Es desconcertante que tantos espectadores esperaran algo diferente. Desde el 2005, cuando Tyson, con 38 años, abandonó en su pelea contra Kevin McBride, el excampeón dejó claro que ya no tenía en su corazón la ferocidad necesaria para competir. Esa declaración marcó el final emocional y físico de su carrera. Sin embargo, Tyson continuó peleando por razones puramente económicas, enfrentándose a rivales como Lennox Lewis y Danny Williams en circunstancias que ya sugerían un declive inevitable.
El pasado viernes, Tyson se vio nuevamente presionado a interpretar un papel para el cual ya no está preparado. Paul, por su parte, vendió la idea de una "pelea real" aunque después admitió que había manejado con cuidado a Tyson para evitar lastimarlo. Esto no solo desenmascara el propósito del combate, sino que subraya la complicidad de otros actores, como el Departamento de Licencias y Regulación de Texas, que permitió que este enfrentamiento fuera reconocido como una pelea oficial.

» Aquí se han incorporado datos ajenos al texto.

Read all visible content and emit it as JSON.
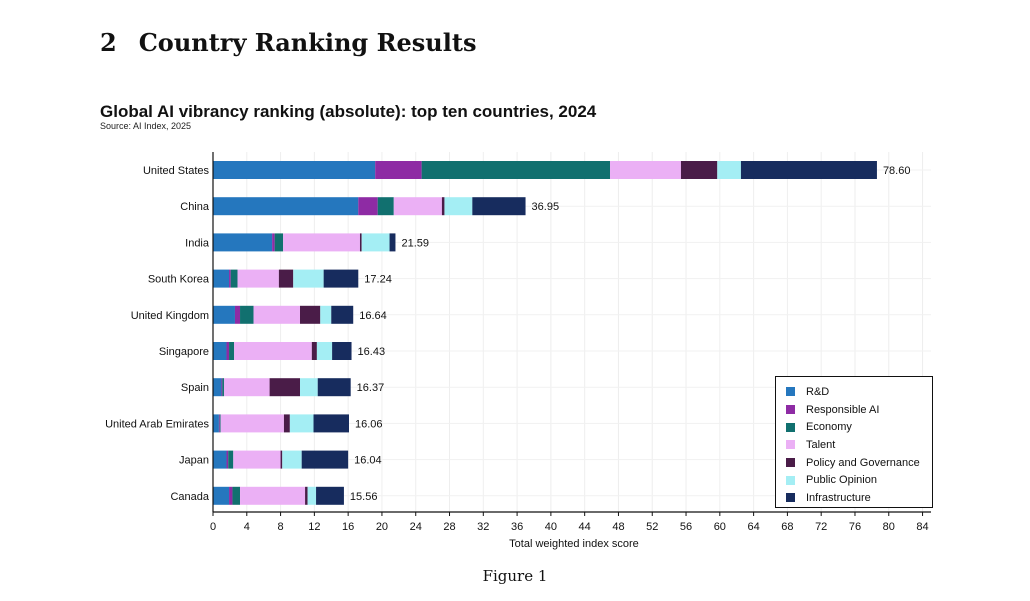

Claro, el evento generó enormes ingresos, más de 72,000 asistentes, millones en impuestos, y un impacto económico significativo para la ciudad de Dallas en Texas. Pero, ¿a qué costo? Las agencias que deben proteger la salud de los boxeadores y el interés del público parecen haberse vendido al espectáculo y a las ganancias, olvidando la esencia del deporte.
Jake Paul se llevó más de $40 millones, mientras que Netflix reportó que 65 millones de suscriptores vieron el evento. Una audiencia masiva que, movida por la nostalgia, la curiosidad o el morbo, deseaba ver a un Mike Tyson recuperar su antigua gloria con un golpe devastador. Lo que obtuvieron fue una sombra de lo que Tyson alguna vez fue, mientras Paul salía una vez más victorioso, no por su habilidad en el ring, sino por su capacidad de manipular al público y a la industria.
Lo que presenciamos no fue un homenaje a la grandeza de Mike Tyson ni un verdadero desafío para Jake Paul. Fue un recordatorio de que, en el boxeo de hoy, la farsa a menudo se disfraza de espectáculo, y millones de personas están dispuestas a pagar por verla.